The weather had played a major role in the test, though this time, for all the right reasons. Normally, test days at Sepang are disrupted in the late afternoon by a heavy rainfall, leaving teams trying to cram as much work as possible into the mornings, and hoping that the track dries out in the afternoon. Every shower brings dust and dirt to the track, washing away some of the rubber laid down on the track, slowing the track down.
But not this time. There was a brief thunderstorm on Monday night, but that was the last rain to fall at the circuit until Friday night. Three full days of a dry track, the pace increasing as more and more rubber got laid down. It should hardly be surprising that Jorge Lorenzo's fastest ever lap of the circuit, set last year, should be broken. But that it should be broken by nearly six tenths of a second, and by six riders, is a sign both of just how good the track conditions were, and just how competitive the field is currently in MotoGP.
How that competitiveness came about is a matter for another day, when I have time to take a much deeper dive into the many revolutions and evolutions currently underway in the paddock. But for now, a few short notes and instant reactions to the three days of testing at Sepang.
Honda – the great absentee
Marc Márquez topped the timesheets on the first day of the Sepang test, arguably more to prove to himself that he could be quick than as a real measure of his speed on the Honda RC213V. On Thursday and Friday, Márquez was much further down the order, finishing some nine tenths behind the fastest rider on each day.
With Jorge Lorenzo absent, recovering from a broken scaphoid, the only other full-time rider on a factory-spec RC213V was Cal Crutchlow.
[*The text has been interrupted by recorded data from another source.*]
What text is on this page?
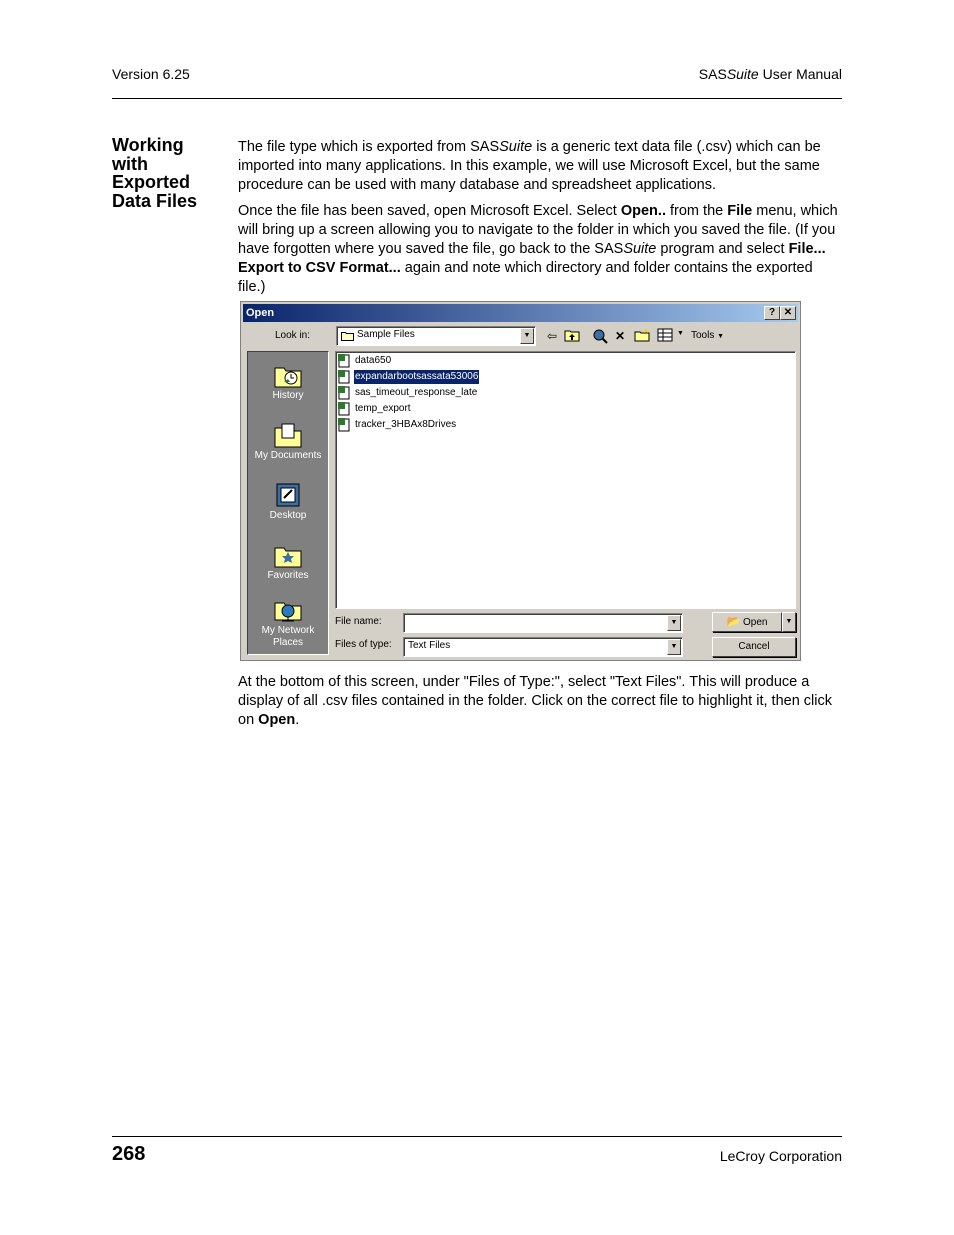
Version 6.25	SASSuite User Manual
Working
with
Exported
Data Files
The file type which is exported from SASSuite is a generic text data file (.csv) which can be imported into many applications. In this example, we will use Microsoft Excel, but the same procedure can be used with many database and spreadsheet applications.
Once the file has been saved, open Microsoft Excel. Select Open.. from the File menu, which will bring up a screen allowing you to navigate to the folder in which you saved the file. (If you have forgotten where you saved the file, go back to the SASSuite program and select File... Export to CSV Format... again and note which directory and folder contains the exported file.)
Open	? ✕
Look in:	Sample Files	▼ ⇦	✕	▼ Tools ▼
History
My Documents
Desktop
Favorites
My Network Places
data650
expandarbootsassata53006
sas_timeout_response_late
temp_export
tracker_3HBAx8Drives
File name:	▼
Files of type:	Text Files	▼
📂 Open	▼
Cancel
At the bottom of this screen, under "Files of Type:", select "Text Files". This will produce a display of all .csv files contained in the folder. Click on the correct file to highlight it, then click on Open.
268	LeCroy Corporation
But Crutchlow was not at full fitness either: though riding was easier than he had expected, the stiffness in his right ankle meant that he was slow on the rear brake (for relative values of 'slow'; no longer superhumanly quick and subtle would be a more accurate characterization).
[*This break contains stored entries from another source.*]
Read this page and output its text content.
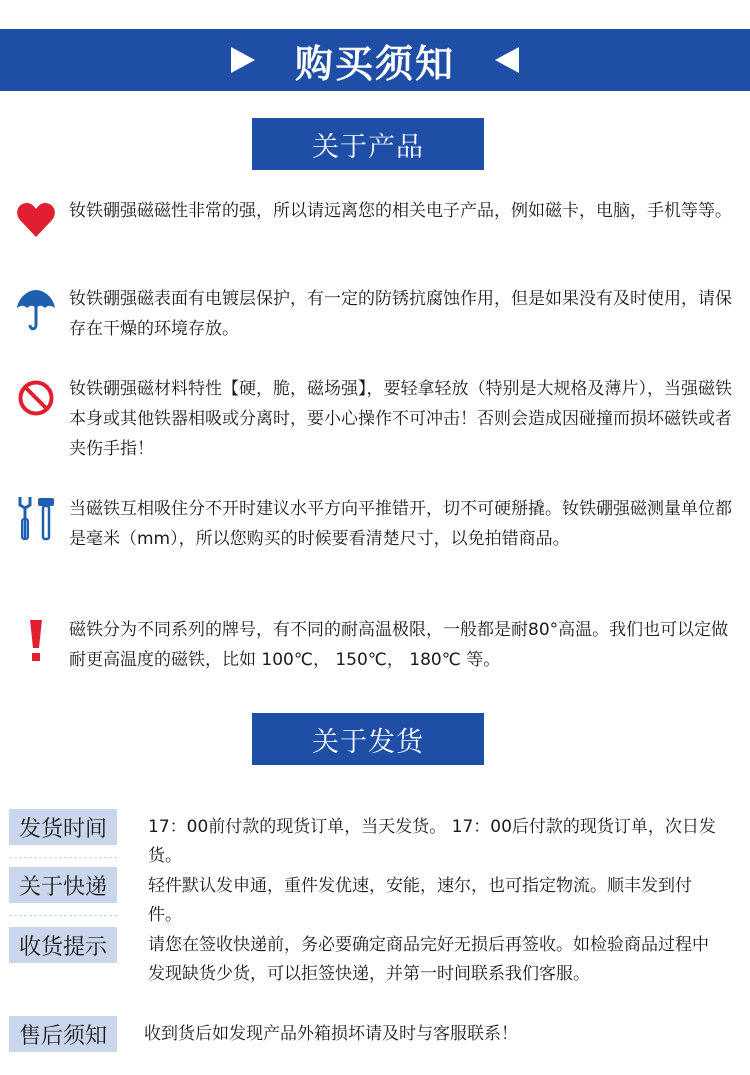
购买须知
关于产品

钕铁硼强磁磁性非常的强，所以请远离您的相关电子产品，例如磁卡，电脑，手机等等。

钕铁硼强磁表面有电镀层保护，有一定的防锈抗腐蚀作用，但是如果没有及时使用，请保存在干燥的环境存放。

钕铁硼强磁材料特性【硬，脆，磁场强】，要轻拿轻放（特别是大规格及薄片），当强磁铁本身或其他铁器相吸或分离时，要小心操作不可冲击！否则会造成因碰撞而损坏磁铁或者夹伤手指！

当磁铁互相吸住分不开时建议水平方向平推错开，切不可硬掰撬。钕铁硼强磁测量单位都是毫米（mm），所以您购买的时候要看清楚尺寸，以免拍错商品。

磁铁分为不同系列的牌号，有不同的耐高温极限，一般都是耐80°高温。我们也可以定做耐更高温度的磁铁，比如 100℃， 150℃， 180℃ 等。

关于发货
发货时间	17：00前付款的现货订单，当天发货。 17：00后付款的现货订单，次日发货。

关于快递	轻件默认发申通，重件发优速，安能，速尔，也可指定物流。顺丰发到付件。

收货提示	请您在签收快递前，务必要确定商品完好无损后再签收。如检验商品过程中发现缺货少货，可以拒签快递，并第一时间联系我们客服。

售后须知	收到货后如发现产品外箱损坏请及时与客服联系！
Under normal circumstances, the three injured Honda riders would have been a much more prominent presence on the timesheets, pushing hard for a time, running race simulations, testing new parts. But Marc Márquez was focusing on acceleration and top speed, lacking the strength (and the willingness to risk losing the front while braking) to take corner entry to the absolute limit. And Cal Crutchlow's ankle didn't allow him to push for a race simulation: having a couple of crashes during the test served as warning enough not to push his luck too far.
That left only Stefan Bradl on the 2019 bike – Takaaki Nakagami is riding a 2018 Honda RC213V - to test the prototype bike HRC brought to Sepang. Bradl is an exceptional test rider, fast enough to be competitive, intelligent enough to provide excellent and precise feedback, but if he was as fast as Márquez, Lorenzo, or Crutchlow, he would still be in MotoGP.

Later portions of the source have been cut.